To explore the interrelationship between type and timing of dietary acid intake and tooth wear among American adults.

Methods:

This study used data from 3,586 adults, aged 18 years and older, who participated in the National Health and Nutrition Examination Survey (NHANES) 2003-04. Information on four types of acidic food and beverages (fruits, fruit juices, alcoholic drinks, and soft drinks) and timing of consumption (meals versus snacks, defined according to percentage of total energy intake, self-reported eating occasion, and time of day) was extracted from two 24-hour dietary recalls.

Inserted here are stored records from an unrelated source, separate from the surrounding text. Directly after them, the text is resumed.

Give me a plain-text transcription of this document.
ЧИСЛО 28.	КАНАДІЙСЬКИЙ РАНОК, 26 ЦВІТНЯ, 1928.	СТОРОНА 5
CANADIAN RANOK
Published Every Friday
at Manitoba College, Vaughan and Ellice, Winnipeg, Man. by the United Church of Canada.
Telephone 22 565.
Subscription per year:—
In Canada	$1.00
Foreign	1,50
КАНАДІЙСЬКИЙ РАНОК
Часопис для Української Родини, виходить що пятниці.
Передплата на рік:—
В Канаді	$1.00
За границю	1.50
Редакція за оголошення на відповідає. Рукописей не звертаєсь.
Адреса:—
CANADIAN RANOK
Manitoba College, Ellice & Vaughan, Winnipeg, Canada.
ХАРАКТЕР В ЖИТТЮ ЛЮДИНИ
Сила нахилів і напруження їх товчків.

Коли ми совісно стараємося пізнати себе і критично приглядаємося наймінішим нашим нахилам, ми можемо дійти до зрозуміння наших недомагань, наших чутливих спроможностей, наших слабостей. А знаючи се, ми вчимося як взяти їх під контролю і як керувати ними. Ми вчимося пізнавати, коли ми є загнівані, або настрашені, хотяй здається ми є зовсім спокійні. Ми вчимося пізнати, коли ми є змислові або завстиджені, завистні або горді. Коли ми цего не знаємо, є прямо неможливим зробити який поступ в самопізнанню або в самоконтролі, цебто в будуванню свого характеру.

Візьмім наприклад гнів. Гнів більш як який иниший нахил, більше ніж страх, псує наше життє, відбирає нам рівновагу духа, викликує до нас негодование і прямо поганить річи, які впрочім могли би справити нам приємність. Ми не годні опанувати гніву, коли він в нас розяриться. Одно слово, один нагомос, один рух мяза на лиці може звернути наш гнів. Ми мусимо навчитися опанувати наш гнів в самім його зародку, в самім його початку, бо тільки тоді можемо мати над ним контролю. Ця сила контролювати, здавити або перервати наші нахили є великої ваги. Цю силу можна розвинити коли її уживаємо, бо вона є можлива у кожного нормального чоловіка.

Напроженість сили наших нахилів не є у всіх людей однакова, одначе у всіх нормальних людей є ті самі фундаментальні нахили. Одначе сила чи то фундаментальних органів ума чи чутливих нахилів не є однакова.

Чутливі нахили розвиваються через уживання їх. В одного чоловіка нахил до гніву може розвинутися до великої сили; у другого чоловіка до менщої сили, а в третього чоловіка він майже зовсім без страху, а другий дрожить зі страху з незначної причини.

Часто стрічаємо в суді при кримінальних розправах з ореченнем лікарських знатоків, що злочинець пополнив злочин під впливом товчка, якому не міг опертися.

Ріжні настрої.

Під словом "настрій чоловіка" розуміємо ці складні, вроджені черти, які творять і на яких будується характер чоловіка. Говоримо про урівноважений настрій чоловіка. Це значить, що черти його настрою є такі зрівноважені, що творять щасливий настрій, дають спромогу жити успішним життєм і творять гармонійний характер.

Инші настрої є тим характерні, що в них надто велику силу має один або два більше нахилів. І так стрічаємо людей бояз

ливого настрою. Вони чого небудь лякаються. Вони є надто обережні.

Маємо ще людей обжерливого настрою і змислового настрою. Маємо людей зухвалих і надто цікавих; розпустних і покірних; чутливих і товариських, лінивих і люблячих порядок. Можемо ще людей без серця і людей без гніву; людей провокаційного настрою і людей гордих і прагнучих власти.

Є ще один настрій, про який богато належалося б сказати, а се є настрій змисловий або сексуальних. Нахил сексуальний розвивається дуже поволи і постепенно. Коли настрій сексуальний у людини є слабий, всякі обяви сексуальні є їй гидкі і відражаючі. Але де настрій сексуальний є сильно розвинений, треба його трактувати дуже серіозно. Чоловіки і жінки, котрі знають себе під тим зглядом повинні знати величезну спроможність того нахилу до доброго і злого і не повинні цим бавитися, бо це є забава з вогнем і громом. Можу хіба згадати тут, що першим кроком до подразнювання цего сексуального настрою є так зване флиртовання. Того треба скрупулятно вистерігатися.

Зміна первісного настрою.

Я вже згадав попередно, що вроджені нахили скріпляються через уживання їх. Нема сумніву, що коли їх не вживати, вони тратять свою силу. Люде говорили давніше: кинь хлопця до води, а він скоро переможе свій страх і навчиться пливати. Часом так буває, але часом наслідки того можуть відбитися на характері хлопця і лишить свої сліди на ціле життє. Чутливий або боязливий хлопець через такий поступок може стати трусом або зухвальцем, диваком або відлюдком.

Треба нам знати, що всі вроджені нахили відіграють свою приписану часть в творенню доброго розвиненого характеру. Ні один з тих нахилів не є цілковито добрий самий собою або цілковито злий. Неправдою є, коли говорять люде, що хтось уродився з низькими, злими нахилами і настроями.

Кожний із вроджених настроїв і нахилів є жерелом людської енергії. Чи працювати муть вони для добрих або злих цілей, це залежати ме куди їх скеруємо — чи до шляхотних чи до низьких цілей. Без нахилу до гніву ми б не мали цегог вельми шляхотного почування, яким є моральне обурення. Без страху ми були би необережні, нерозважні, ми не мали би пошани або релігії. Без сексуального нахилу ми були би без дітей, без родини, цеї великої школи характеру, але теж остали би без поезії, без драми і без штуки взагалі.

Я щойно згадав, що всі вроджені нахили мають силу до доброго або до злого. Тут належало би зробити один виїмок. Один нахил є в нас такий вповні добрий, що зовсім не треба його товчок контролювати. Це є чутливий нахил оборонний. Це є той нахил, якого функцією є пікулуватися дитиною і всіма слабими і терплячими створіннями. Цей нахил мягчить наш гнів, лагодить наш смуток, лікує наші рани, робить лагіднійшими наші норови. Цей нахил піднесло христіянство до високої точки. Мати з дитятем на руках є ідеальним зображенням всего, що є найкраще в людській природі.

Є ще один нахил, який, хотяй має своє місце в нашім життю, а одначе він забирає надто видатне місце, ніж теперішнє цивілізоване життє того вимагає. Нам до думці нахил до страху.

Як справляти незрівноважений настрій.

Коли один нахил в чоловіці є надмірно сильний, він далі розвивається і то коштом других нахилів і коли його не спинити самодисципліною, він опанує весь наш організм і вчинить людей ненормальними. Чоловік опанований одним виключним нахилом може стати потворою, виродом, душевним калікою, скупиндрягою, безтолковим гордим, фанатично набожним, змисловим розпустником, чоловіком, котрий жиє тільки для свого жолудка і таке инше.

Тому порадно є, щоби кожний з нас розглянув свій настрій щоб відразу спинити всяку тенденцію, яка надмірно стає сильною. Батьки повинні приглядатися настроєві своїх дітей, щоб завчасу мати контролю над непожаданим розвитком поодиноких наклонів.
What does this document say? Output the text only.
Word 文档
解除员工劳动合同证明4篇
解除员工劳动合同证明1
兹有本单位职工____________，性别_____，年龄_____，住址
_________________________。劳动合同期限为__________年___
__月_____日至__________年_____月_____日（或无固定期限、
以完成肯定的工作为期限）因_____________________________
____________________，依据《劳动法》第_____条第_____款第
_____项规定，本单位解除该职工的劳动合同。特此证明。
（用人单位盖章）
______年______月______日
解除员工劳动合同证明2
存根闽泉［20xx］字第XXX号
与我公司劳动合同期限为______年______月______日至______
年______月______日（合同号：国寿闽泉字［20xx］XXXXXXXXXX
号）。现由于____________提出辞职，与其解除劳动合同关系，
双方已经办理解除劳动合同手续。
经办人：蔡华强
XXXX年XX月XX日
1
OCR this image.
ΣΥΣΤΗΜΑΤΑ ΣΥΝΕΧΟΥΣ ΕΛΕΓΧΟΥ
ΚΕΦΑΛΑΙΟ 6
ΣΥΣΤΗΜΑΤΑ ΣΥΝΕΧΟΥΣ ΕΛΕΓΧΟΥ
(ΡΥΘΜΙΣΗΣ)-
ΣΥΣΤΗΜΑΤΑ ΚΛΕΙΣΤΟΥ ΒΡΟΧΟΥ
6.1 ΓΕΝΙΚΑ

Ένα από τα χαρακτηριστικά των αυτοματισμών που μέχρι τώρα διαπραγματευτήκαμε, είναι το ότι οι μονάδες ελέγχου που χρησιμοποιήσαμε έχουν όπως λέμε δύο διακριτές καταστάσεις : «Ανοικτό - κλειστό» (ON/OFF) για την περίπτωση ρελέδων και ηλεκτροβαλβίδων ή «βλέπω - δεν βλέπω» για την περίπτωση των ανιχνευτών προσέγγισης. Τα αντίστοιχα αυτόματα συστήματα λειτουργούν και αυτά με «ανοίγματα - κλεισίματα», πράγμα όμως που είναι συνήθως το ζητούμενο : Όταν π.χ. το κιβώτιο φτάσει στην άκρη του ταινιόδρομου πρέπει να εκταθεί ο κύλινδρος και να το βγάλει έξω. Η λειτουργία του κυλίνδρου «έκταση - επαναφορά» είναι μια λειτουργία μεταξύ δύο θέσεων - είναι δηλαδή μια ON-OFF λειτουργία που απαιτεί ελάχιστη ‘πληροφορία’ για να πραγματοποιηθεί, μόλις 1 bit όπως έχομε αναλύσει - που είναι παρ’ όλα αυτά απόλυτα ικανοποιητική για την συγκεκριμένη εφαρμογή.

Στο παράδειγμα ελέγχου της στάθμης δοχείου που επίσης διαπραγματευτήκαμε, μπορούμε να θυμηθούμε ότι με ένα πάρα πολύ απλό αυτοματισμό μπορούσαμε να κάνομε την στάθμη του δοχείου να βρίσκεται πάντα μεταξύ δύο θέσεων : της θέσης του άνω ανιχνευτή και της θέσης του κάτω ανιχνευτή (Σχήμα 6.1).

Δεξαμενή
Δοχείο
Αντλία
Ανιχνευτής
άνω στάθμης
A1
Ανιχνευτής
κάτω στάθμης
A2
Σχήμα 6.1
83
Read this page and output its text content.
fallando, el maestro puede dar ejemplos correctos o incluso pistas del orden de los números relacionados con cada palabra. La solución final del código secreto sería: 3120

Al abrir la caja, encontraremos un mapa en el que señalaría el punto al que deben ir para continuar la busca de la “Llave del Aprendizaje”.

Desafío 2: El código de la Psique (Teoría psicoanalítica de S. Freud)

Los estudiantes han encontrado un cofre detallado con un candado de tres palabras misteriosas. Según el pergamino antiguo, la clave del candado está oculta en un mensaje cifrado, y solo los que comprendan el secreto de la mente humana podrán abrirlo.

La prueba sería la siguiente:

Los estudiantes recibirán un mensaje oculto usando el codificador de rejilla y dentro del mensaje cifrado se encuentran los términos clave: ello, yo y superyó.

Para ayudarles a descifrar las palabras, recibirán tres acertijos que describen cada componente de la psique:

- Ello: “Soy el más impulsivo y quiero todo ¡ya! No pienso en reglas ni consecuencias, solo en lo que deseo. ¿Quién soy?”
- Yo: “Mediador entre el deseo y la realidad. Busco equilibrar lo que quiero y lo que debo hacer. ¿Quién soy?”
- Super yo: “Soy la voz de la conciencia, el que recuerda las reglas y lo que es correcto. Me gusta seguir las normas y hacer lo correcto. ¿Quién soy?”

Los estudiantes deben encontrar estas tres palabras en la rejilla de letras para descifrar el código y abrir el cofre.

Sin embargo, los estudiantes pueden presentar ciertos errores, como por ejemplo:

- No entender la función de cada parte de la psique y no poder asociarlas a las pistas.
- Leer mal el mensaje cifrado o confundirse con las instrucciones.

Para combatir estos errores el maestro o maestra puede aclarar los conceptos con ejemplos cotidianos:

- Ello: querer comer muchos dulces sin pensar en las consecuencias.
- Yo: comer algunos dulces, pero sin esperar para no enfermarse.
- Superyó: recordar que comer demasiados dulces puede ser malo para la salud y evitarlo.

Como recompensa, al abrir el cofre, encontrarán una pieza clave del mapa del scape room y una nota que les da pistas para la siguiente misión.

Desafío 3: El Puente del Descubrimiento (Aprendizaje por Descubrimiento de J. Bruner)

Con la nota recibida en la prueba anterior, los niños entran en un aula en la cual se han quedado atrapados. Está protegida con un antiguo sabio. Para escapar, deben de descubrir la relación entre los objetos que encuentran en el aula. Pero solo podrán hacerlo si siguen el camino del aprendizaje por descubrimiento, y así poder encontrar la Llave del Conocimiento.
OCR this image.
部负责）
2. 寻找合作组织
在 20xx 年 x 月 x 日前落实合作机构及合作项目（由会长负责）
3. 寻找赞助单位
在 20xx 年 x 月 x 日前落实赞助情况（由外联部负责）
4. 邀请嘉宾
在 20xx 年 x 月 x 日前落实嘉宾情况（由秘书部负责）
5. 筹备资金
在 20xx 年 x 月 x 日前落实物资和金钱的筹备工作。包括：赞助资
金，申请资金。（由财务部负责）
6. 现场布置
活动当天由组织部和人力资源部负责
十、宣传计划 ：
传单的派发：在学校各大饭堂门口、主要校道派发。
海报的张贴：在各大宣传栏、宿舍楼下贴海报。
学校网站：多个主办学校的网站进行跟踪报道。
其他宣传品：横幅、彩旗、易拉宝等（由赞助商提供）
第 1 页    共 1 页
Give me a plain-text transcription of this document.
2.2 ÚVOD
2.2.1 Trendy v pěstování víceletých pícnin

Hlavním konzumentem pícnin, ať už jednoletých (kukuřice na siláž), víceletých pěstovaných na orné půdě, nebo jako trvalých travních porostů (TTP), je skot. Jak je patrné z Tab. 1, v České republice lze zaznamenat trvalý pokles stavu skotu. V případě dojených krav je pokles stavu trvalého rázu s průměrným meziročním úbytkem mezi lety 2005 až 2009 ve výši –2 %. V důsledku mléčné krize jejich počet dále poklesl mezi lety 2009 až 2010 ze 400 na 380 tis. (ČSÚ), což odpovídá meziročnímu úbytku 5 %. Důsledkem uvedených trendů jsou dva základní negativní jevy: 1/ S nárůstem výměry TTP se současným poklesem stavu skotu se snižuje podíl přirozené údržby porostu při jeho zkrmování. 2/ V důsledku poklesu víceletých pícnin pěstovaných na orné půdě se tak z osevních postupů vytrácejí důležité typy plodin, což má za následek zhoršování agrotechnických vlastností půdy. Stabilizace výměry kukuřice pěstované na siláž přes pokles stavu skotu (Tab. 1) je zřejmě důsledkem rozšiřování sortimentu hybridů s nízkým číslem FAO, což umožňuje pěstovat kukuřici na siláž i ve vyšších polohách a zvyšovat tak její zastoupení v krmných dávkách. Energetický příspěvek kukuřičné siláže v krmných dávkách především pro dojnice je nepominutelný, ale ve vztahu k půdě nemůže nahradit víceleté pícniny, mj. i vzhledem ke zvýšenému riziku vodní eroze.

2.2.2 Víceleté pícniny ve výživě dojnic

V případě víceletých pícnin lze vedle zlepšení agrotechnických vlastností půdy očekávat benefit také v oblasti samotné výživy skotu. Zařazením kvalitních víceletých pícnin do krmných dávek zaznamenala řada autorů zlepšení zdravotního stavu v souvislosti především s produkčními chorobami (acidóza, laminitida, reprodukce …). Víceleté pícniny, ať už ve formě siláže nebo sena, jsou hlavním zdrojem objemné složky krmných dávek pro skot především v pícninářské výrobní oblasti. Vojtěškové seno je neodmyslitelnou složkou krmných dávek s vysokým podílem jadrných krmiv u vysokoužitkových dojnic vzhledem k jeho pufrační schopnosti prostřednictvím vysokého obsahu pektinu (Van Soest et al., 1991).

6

The association of the type and timing of dietary acid intake with the number of surfaces with moderate-to-severe tooth wear was assessed in Hurdle models to account for the excess zero counts and over-dispersion. Models were adjusted for socio-demographic factors, acid reflux medication, and dental insurance coverage.

Results:

The daily intake of soft drinks was associated with tooth wear, while those of fruits, fruit juices, and alcoholic drinks were not. The consumption of soft drinks with meals was the only factor consistently associated with tooth wear, irrespective of the method used to define meals versus snacks. The above associations were found with the number of surfaces with tooth wear (among those with the condition), but not with the odds of having tooth wear (among all participants).

Conclusion:

The consumption of soft drinks with meals was associated with moderate-to-severe tooth wear among American adults. Other acidic foods and beverages were not associated with tooth wear, regardless of their timing of consumption.